Simple additions let the flavor of the salmon shine through!
We eat a lot of salmon dishes in our house, and this is one of the easiest and most flavorful. The full flavor of the salmon shines through, with the wild leeks and lemons adding their own unique accents. Another bonus is that it is fast to put together, effortless to cook.
Ramps (Allium tricoccum) are another Northern seasonal native that makes an appearance only briefly in our woods. They are also called wild leeks, wild garlic, or wild onions, and have a subtle onion/garlic flavor.
It is important to know the source of your ramps. Because you want them to be sustainably harvested. They have been over-harvested in the United States and Canada (where they are protected) and are listed as a plant of “special concern” in a couple of states. So trust who you purchase them from, and mistrust any large volume of ramps that you see, especially large clumps of them with the roots intact.
You can easily substitute scallions, another delicious allium, for the ramps if you do not have a reliable source, just add a little garlic to the recipe. You can also use sliced leeks, or even onions here.
Wild salmon in season soon
Wild Alaskan salmon’s season begins about mid-May, and the different varieties will keep us happy all summer. The wild salmon all has more flavor than farmed, and a range of sizes, colors, and texture.
When in season, fresh wild Alaskan salmon with its deep orange color is the fish of choice in our house. The deep orange comes from their diet of crustaceans such as shrimp and krill, which have an abundance of carotenoids. Note that some of the farmed salmon from elsewhere is given feed that has dye added to darken the flesh of the fish. This is another reason to get to know your fish monger so you will know what you are buying..
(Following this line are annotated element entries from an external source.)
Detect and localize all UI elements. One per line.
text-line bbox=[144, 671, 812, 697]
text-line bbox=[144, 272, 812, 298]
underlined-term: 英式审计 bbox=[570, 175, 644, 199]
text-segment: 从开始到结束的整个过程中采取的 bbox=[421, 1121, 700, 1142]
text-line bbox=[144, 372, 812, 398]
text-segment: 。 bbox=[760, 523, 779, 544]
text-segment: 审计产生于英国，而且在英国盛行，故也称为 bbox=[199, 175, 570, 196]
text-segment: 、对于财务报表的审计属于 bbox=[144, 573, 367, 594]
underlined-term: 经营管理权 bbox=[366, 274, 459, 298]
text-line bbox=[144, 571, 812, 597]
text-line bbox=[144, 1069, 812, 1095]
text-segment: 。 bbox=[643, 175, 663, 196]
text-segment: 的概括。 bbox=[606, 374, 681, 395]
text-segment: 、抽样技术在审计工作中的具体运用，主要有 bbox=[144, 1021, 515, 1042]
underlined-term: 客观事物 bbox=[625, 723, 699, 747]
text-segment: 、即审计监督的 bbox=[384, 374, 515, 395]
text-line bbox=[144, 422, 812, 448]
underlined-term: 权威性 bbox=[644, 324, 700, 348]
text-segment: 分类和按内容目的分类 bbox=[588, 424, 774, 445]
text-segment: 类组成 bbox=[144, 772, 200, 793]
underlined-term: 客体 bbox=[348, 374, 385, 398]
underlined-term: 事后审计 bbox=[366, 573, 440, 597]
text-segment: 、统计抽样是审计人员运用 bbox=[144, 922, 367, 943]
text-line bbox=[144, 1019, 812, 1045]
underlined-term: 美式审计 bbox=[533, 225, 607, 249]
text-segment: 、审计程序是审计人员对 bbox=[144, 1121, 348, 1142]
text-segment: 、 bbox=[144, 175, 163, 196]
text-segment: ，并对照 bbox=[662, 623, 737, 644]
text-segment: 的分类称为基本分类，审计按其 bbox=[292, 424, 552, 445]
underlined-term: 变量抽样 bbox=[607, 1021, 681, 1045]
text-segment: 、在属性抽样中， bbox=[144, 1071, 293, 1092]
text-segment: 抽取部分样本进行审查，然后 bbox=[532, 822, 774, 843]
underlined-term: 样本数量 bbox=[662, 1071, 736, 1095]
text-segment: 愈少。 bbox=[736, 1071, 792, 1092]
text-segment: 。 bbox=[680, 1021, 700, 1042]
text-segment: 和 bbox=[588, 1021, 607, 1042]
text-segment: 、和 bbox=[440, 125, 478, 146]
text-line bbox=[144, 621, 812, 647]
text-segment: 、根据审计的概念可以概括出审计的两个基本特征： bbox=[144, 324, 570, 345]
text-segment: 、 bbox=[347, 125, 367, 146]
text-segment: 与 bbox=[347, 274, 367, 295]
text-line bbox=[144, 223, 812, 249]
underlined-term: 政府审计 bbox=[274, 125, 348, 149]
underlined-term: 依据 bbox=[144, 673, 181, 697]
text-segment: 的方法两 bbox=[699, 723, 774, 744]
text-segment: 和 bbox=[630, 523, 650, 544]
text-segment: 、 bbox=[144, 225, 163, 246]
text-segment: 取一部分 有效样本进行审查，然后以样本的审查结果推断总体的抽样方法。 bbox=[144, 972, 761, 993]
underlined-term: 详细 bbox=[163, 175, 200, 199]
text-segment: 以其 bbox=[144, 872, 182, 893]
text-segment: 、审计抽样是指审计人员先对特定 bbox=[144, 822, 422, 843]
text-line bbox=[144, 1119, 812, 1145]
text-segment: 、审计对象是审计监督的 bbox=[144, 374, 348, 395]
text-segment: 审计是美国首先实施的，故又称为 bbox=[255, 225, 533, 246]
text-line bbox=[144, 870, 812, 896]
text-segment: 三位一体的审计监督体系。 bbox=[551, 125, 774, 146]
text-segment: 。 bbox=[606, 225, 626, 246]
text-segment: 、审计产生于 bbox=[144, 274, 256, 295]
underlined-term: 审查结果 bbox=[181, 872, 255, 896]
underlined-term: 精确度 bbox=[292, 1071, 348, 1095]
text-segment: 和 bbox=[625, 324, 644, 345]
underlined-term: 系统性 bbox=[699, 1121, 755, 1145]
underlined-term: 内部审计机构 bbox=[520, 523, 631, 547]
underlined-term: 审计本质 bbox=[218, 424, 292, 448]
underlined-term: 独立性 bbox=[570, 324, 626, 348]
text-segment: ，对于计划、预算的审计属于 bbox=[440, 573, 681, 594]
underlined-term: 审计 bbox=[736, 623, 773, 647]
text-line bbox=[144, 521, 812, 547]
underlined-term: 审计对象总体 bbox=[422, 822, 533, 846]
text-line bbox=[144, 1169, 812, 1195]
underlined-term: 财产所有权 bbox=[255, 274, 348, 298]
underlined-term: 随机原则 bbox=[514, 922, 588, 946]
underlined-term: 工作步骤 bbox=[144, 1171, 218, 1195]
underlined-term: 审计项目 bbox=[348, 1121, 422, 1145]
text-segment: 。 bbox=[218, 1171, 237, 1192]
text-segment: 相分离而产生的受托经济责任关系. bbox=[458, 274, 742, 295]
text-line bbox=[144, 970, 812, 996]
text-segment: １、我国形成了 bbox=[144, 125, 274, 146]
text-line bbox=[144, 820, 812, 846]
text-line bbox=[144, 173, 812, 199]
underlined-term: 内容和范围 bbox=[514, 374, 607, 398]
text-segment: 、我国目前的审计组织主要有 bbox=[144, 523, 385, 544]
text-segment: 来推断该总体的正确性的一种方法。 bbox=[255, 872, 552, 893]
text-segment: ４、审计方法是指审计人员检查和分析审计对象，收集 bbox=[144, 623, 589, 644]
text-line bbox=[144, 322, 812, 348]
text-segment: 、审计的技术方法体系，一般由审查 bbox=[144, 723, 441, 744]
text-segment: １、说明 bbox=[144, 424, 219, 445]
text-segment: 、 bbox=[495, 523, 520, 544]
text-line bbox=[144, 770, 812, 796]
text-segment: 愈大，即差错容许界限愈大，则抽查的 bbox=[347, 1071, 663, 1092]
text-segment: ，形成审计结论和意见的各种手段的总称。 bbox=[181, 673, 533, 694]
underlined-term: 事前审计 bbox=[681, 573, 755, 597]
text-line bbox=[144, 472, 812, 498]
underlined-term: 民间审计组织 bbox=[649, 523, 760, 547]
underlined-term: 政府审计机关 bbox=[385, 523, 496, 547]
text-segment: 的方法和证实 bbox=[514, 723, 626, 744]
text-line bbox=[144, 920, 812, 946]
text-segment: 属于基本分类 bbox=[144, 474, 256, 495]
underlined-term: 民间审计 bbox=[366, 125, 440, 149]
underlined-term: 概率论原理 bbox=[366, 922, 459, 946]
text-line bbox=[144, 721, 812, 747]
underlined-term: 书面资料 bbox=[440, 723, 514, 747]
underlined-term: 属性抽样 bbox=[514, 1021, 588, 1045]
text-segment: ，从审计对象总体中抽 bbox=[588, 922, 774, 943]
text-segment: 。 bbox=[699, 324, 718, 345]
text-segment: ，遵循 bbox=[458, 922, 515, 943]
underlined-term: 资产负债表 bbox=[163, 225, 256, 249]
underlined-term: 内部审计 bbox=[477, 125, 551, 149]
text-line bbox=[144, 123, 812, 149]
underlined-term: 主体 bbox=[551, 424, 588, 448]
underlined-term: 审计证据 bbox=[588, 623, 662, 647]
Other times of the year, you can find the wild salmon previously flash frozen, although it tends to be rather dry when cooked. You can also look for fresh salmon from the Faroe Islands or Scotland where the fish is sustainably farmed and harvested with stringent environmental and health practices in place. These farmed salmon are higher in fat and thus the the rich, beneficial Omegas we look for in salmon.
Gentle heat and little liquid
I usually sear my salmon in cast iron, or cook it under a broiler. The recipe here is a more gentle approach. It is not quite a poach because we are using very little liquid. I used to poach salmon for both hot and cold preparations in considerably more liquid, until I realized that so much of my flavor was going into the poaching liquid and that meant less in my fish! I rarely poach salmon now, but a little liquid in the bottom of the pan helps to add steam to keep the fish moist in the heat of the oven.
Baked Salmon with Ramps & Lemons
1 lb. salmon
1 small bunch of ramps (wild leeks)
1/3 cup white wine
Preheat your oven to 350, and lightly oil a baking dish that will accommodate your fish and vegetables.
Prepare you salmon by removing any small pin bones. Salt and pepper the fish, then place skin-side down in the baking dish.
Zest one of the lemons, and juice it. To this add the white wine and whisk.
Pour the liquids over the fish.
Add the ramps or scallions to either side of the fish.
Slice the remaining lemon and place around the fish and pan. Drizzle with a little more olive oil.
Fit a piece of parchment paper over the fish loosely (even a couple of butter wrappers will do).
Bake for about 10 minutes, remove the parchment, and baste with a little of the pan juice. Back in the oven for 10 more minutes. Check to see if it is at the doneness you desire. We like ours opaque in the middle, some folks like it rare, and others want it well done.
Serve, giving everyone some leeks and lemon along with the fist, and spooning a little of the juice in the pan over the salmon! This makes 4 portions.
Ramps are high in Vitamins A and C, selenium, chromium, calcium, and iron.
Wild salmon is high in Omega 3 oils which are reported to be beneficial to the heart. It is also naturally abundant in Vitamins A, C, D, E & B-12, niacin, potassium, and protein.